OKUYAN İSTİFA DİLEKÇESİNİ YAZDI
CHP'nin ardından Okuyan istifa dilekçesini sundu.
Okuyan dilekçesinde "Üyesi bulunduğum Cumhuriyet Halk Partisi üyeliğinden bir takım çevrelerin altılı masa görüşmelerine ve CHP'ye zarar vermek amacıyla karalama kampanyasına alet olmamak üzere istifamın kabulünün gereğini arz ederim" ifadelerine yer verdi.
"İSTİYORSANIZ İSTİFAMI VEREYİM DEDİM"
İstifa sonrası konuşan Okuyan, Kılıçdaroğlu ile her hafta görüştüğünü ve bunu sosyal medyada duyurduğunu belirterek, bundan İyi Partililerin rahatsız olduğunu söyledi.
Okuyan, "Ben her hafta geldiğimde yarım saat görüşüyorum Kılıçdaroğlu'yla. İyi Parti bunu speküle ettiği için Meral Akşener orada birtakım şeyler yapıyor falan… Dedim problem yaratmayalım. Ben zaten aday değilim. Parti üyesiyim. İstiyorsanız istifamı verelim dedim." diye konuştu.
Okuyan şunları söyledi:
"PARTİDEN İLİŞKİ KESİLMESİ DİYE BİR ŞEY YOK"
Koskoca bir CHP'nin genel merkezi adına bir tweet atmışlar. 'Yaşar Okuyan'ın partimizle ilişkisi kesilmiştir' diye. Yani bu enteresan bir şey. Bir parti üyesinin ilişkisi kesildi diye bir partinin genel merkezi açıklama yapma hakkına sahip değildir. Neden partinin tüzüğü vardır.
"İSTİFAMI VERDİM"
Bir üyeyle ilgili önce Yüksek Disiplin Kurulu'na sevk ederseniz. Kaldı ki ben sıradan bir üye de değilim. Bakanlık yapmış bir insanım, o yüksek disiplin kurulu sizin ifadenizi alır. Mesela Bolu Belediye Başkanı'nı disiplin kuruluna verdiler.

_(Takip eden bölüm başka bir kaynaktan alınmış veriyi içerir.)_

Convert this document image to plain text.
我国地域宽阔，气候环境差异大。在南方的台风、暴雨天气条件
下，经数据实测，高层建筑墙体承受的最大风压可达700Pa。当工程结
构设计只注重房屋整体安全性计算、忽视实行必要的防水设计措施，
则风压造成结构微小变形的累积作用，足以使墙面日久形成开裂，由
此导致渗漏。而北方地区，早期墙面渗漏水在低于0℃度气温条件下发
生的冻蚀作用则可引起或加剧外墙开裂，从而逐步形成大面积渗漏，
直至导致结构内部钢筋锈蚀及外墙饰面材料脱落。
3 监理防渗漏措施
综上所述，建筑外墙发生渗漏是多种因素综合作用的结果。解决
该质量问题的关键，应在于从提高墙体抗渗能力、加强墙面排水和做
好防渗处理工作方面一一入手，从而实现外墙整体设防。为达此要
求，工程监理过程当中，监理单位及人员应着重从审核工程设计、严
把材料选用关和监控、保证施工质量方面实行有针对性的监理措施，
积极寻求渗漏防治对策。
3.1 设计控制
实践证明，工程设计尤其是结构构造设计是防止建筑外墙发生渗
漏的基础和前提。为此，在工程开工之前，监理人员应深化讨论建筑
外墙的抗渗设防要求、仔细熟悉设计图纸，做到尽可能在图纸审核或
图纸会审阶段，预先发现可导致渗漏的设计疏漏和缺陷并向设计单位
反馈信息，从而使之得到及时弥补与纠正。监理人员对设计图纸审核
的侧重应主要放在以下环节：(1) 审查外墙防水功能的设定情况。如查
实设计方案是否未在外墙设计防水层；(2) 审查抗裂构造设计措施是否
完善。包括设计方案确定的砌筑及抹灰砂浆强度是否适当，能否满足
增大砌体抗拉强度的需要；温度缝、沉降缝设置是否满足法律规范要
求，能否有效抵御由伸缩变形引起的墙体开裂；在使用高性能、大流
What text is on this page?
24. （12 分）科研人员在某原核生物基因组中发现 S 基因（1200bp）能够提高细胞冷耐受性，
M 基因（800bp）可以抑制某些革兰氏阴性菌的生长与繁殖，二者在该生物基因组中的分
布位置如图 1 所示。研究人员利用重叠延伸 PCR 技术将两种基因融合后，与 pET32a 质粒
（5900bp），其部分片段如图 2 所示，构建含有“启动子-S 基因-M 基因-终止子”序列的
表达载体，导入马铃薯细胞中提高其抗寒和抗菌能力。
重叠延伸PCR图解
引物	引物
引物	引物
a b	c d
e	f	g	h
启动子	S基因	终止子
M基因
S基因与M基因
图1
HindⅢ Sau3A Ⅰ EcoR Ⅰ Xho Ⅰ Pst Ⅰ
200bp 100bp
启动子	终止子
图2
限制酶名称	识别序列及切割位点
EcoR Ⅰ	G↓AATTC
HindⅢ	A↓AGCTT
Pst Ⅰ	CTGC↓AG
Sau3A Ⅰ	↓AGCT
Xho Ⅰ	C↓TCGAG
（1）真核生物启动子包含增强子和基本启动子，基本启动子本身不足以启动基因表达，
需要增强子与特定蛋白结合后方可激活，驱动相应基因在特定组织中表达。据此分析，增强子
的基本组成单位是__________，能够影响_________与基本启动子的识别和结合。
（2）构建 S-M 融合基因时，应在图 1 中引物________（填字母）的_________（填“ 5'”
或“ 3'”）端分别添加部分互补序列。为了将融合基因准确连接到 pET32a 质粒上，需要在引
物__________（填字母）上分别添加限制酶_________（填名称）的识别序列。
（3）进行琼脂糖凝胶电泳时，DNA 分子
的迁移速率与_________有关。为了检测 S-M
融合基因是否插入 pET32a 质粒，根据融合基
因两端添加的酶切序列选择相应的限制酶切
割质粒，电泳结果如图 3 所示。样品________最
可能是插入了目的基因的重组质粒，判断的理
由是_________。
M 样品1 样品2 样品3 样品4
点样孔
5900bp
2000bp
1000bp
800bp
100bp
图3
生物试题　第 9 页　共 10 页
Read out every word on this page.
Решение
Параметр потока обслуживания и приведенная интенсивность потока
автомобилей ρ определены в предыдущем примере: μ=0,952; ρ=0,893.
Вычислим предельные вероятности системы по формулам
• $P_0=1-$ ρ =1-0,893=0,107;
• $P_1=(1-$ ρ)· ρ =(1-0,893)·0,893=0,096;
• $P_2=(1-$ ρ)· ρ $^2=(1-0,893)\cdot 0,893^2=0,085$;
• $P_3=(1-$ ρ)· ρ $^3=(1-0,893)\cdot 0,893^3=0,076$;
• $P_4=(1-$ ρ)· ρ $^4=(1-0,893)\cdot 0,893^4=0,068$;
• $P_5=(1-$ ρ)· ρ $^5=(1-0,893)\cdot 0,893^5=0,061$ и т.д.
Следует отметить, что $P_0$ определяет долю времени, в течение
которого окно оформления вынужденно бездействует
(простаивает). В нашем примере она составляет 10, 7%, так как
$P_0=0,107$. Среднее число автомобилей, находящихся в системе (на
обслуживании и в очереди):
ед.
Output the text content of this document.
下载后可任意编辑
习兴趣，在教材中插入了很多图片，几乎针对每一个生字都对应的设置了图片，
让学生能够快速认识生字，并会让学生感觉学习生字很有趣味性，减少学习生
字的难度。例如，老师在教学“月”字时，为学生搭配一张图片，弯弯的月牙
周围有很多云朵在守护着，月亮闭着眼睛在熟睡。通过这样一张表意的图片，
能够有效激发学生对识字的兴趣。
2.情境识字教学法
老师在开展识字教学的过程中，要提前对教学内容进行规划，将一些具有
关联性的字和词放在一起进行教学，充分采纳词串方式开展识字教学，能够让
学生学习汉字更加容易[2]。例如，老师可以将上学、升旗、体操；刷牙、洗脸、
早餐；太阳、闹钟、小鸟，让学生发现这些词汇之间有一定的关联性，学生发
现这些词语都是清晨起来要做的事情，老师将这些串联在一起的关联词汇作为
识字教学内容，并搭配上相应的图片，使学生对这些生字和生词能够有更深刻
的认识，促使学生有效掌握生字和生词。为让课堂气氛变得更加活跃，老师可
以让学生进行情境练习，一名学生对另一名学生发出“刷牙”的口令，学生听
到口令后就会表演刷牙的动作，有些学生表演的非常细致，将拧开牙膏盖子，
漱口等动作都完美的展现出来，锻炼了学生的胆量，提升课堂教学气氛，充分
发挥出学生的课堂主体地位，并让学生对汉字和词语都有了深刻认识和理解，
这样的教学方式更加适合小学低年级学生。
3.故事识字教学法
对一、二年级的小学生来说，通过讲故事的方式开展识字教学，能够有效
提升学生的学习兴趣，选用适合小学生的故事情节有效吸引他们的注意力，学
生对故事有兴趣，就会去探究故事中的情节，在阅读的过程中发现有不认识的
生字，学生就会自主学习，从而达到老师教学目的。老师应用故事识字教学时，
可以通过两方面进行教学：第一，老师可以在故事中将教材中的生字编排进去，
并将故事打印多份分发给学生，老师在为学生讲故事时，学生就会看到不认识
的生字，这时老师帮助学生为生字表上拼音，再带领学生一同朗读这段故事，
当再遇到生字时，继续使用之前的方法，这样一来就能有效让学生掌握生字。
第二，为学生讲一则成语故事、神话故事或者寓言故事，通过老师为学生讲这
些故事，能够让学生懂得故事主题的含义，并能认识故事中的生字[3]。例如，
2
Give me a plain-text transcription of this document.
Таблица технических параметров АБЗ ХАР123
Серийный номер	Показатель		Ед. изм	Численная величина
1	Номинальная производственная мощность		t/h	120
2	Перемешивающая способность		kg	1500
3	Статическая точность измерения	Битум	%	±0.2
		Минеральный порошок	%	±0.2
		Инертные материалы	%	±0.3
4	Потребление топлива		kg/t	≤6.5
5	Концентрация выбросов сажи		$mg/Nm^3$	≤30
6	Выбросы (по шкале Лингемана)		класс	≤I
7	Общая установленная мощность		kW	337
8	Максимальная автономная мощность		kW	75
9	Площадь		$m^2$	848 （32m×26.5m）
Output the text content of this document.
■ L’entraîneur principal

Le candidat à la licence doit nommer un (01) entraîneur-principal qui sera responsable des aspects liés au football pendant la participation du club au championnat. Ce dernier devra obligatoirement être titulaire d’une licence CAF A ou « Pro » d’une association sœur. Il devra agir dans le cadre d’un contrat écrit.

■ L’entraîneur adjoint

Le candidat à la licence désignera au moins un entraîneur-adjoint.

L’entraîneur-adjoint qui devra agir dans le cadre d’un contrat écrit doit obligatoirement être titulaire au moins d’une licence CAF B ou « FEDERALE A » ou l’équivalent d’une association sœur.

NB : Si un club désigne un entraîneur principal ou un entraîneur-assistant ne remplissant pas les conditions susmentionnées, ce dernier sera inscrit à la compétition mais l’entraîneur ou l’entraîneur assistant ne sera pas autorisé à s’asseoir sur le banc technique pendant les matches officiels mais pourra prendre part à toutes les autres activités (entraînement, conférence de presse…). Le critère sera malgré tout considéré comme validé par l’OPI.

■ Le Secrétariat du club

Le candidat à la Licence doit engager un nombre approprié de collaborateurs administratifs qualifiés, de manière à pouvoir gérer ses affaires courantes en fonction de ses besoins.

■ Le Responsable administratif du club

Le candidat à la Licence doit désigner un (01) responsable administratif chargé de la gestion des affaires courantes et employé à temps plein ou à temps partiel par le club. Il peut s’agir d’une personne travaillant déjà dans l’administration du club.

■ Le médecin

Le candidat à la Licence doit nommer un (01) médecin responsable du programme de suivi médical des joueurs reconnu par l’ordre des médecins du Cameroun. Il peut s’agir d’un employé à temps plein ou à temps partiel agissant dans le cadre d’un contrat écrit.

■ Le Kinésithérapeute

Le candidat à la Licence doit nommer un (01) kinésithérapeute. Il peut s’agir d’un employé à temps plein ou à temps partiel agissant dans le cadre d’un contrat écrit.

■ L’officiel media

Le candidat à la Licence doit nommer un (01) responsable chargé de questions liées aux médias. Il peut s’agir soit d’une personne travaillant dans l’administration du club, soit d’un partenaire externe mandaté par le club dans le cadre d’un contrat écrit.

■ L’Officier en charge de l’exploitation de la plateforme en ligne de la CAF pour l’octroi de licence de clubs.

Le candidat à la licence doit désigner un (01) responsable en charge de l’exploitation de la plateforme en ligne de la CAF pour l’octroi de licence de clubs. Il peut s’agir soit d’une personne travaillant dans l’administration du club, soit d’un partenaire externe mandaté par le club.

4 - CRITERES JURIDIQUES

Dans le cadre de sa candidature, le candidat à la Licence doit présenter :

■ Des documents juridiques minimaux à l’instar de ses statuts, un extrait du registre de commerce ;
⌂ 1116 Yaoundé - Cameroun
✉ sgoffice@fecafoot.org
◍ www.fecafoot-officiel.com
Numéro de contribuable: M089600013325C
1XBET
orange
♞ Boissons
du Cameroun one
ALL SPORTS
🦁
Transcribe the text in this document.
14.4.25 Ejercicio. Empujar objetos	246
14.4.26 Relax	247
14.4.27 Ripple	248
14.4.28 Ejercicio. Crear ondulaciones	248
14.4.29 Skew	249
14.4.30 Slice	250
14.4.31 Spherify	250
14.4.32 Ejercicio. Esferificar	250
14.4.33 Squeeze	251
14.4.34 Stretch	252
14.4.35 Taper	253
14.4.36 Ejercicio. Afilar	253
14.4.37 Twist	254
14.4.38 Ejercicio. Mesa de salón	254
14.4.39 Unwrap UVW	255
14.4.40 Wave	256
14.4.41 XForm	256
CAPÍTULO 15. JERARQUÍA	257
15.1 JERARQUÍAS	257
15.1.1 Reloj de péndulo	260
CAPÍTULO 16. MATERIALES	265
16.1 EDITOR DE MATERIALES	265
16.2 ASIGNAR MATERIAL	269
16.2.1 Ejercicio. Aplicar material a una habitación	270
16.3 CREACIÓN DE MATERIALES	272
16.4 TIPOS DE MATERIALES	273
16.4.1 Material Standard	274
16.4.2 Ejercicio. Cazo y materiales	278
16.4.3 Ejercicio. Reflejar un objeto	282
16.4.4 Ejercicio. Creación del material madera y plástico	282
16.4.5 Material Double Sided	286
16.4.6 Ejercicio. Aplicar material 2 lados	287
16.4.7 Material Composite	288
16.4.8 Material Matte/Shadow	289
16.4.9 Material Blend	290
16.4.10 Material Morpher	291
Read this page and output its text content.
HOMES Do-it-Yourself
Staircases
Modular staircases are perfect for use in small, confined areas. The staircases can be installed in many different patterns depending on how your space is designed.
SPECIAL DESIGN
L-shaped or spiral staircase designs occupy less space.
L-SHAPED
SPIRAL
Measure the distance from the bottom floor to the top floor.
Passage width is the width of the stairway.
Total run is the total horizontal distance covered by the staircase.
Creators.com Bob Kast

Savunmasını verdi değil mi? Bir senedir atamadılar mesela. Şimdi bunların hiçbirisi yok, ilişkisi kesilmiştir deniyor. Yani biz ihraç ettik anlamında seni. Hukuken parti tüzüğüne de aykırı bir şey. Ben de bunun üzerine istifamı verdim.
Ancak bugün ortalık karışınca CHP Genel Merkezi adına öyle iki satır bir şey yayın yapmışlar. Şimdi tabii ben polemiği sürdürmek istemiyorum. İstifamı hastane odasından yazdım. Altılı Masa görüşmelerine ve partiye zarar vermemek amacıyla partiden istifa ediyorum dedim."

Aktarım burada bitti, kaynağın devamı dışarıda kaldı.